Par conséquent, les époux [I] seront déboutés de leurs demandes indemnitaires dirigées à l’encontre de la société AXA France IARD.
III. Sur les autres demandes.
En application de l’article 696 du code de procédure civile, les époux [I], partie perdante, seront condamnés in solidum à payer les entiers dépens de l’instance.
Les époux [I], qui succombent, seront condamnés in solidum à payer la somme de 2000 €
à la société Thévenin et à la société AXA France IARD sur le fondement de l’article 700 du code de procédure civile.

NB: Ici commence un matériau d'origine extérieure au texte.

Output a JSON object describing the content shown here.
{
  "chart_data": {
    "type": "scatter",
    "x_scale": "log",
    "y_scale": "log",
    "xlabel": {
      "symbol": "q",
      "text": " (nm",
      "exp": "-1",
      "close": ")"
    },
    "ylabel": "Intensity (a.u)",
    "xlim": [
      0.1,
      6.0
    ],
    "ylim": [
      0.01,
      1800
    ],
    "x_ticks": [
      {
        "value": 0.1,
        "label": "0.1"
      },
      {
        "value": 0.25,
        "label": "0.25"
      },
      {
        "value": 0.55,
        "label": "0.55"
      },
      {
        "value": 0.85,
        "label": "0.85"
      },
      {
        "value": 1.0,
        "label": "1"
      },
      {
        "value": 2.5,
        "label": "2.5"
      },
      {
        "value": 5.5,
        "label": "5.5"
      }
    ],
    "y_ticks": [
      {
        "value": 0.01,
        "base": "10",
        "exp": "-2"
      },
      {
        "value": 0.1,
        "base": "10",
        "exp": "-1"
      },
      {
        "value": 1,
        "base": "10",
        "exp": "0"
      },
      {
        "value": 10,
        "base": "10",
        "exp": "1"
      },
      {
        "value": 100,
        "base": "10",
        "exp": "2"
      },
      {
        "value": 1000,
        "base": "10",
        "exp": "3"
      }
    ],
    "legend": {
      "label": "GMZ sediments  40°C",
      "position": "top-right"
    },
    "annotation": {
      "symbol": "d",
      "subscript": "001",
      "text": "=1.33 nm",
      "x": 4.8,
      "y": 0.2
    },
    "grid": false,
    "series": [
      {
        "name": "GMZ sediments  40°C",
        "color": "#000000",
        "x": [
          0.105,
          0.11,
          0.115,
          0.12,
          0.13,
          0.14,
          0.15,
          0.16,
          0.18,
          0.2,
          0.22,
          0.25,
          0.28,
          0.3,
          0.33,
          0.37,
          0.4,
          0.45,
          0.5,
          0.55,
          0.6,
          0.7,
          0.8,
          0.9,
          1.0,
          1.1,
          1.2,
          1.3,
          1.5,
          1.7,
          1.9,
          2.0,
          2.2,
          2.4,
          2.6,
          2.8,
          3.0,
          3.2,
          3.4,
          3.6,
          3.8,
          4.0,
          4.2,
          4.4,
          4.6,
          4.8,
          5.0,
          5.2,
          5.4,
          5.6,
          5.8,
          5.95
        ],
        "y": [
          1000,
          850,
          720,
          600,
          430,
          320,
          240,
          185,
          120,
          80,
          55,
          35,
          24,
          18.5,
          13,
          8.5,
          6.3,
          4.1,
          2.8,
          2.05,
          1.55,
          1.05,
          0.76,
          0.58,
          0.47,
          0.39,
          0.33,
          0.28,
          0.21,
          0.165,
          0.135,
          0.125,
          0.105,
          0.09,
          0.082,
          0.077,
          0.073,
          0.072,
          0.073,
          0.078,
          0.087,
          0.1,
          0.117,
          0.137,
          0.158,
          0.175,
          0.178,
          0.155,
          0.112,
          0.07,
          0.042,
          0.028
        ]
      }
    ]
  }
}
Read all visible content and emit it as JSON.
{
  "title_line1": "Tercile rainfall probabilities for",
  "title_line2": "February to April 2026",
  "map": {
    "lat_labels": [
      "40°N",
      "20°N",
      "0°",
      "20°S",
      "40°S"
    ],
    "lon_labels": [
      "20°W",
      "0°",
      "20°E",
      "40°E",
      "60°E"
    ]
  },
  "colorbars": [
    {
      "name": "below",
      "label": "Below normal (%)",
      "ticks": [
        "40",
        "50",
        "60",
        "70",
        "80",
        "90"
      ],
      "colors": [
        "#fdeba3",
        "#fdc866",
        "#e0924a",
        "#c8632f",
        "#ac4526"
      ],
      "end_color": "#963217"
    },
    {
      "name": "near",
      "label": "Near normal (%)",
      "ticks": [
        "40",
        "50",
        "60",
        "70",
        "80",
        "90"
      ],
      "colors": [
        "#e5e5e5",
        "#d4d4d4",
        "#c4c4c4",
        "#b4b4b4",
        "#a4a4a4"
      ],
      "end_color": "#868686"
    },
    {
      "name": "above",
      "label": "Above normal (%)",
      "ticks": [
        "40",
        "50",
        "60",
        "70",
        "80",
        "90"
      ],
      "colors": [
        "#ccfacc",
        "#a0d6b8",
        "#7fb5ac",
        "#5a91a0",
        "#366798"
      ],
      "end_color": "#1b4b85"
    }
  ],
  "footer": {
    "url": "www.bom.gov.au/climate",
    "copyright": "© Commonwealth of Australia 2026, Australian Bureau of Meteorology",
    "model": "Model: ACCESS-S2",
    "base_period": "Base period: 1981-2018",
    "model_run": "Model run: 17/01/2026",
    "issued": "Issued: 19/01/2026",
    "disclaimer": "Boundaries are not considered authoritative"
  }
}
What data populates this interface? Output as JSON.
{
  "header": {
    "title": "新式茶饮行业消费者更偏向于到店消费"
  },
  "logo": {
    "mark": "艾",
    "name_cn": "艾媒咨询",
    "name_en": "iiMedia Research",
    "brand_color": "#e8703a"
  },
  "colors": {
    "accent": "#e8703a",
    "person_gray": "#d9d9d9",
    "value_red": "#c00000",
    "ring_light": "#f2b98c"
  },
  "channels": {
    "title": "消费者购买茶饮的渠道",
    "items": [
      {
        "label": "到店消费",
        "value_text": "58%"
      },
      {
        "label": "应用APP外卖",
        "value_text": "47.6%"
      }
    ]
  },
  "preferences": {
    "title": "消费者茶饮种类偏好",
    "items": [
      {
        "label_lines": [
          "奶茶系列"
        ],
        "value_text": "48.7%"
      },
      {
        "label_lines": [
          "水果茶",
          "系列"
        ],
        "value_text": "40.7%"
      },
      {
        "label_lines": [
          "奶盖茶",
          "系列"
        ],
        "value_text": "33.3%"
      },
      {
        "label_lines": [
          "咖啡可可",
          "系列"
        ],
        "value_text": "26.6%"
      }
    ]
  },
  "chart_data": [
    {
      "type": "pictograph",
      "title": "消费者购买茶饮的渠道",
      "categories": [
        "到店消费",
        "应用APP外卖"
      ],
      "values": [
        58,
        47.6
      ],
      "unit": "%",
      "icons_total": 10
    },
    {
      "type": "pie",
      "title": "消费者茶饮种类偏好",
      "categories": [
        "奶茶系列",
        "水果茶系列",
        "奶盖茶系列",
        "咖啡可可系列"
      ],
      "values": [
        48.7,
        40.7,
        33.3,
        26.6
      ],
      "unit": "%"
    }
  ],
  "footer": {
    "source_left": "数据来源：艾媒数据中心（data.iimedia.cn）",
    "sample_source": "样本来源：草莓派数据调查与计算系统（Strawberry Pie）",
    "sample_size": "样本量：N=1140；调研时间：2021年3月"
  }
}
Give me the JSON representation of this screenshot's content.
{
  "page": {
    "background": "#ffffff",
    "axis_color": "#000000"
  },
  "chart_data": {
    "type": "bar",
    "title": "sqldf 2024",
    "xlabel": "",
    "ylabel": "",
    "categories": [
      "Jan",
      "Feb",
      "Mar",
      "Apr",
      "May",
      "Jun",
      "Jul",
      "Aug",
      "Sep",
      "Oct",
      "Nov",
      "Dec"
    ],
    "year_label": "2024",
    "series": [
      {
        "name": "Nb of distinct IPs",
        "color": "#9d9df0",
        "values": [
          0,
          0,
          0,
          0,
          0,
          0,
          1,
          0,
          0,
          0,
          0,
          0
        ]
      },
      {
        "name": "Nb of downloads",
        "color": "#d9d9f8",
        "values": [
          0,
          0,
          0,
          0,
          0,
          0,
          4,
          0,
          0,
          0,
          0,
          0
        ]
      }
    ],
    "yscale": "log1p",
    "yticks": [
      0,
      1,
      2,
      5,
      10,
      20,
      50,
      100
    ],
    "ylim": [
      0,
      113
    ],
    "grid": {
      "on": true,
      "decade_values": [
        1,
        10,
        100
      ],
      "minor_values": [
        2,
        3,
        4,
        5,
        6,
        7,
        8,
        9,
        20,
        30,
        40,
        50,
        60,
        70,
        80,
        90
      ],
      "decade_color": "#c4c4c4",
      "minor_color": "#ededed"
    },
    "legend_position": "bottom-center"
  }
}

En vertu de l’article 514 du même code, le tribunal dit n’y avoir lieu à écarter l’exécution provisoire de droit de la présente décision.
PAR CES MOTIFS :
Le tribunal, statuant publiquement, par jugement contradictoire et en premier ressort, par mise à disposition au greffe :
DEBOUTEMonsieur [U] [I] et Madame [X] [I] de leurs demandes indemnitaires dirigées à l’encontre de la SA Thévenin ;
DEBOUTEMonsieur [U] [I] Madame [X] [I] de leurs demandes indemnitaires dirigées à l’encontre de la SELARL AJAssociés, en qualité d’administrateur judiciaire de la SA Thévenin, la SELARL FHB en qualité d’administrateur judiciaire de la SA Thévenin, la SAS Saulnier Ponroy et Associés ès qualité de mandataire judiciaire de la SA Thévenin, la SELARLVilla [R] ès qualité de mandataire judiciaire de la SA Thévenin ;
DEBOUTEMonsieur [U] [I] Madame [X] [I] de leurs demandes indemnitaires dirigées à l’encontre de la société AXA France IARD ;
CONDAMNE in solidum Monsieur [U] [I] et Madame [X] [I] à payer les entiers dépens de l’instance ;
CONDAMNE in solidum Monsieur [U] [I] et Madame [X] [I] à payer à la SA Thévenin la somme de 2000 € sur le fondement de l’article 700 du code de procédure civile;
CONDAMNE in solidum Monsieur [U] [I] et Madame [X] [I] à payer à la société AXA France IARD la somme de 2000 € sur le fondement de l’article 700 du code de procédure civile ;
DEBOUTE Monsieur [U] [I] et Madame [X] [I] de leur demande sur le fondement de l’article 700 du code de procédure civile ;
DIT n’y avoir lieu à écarter l’exécution provisoire de droit de la présente décision.
Ainsi jugé le treize Janvier deux mil vingt six, la minute est signée du Président et du Greffier.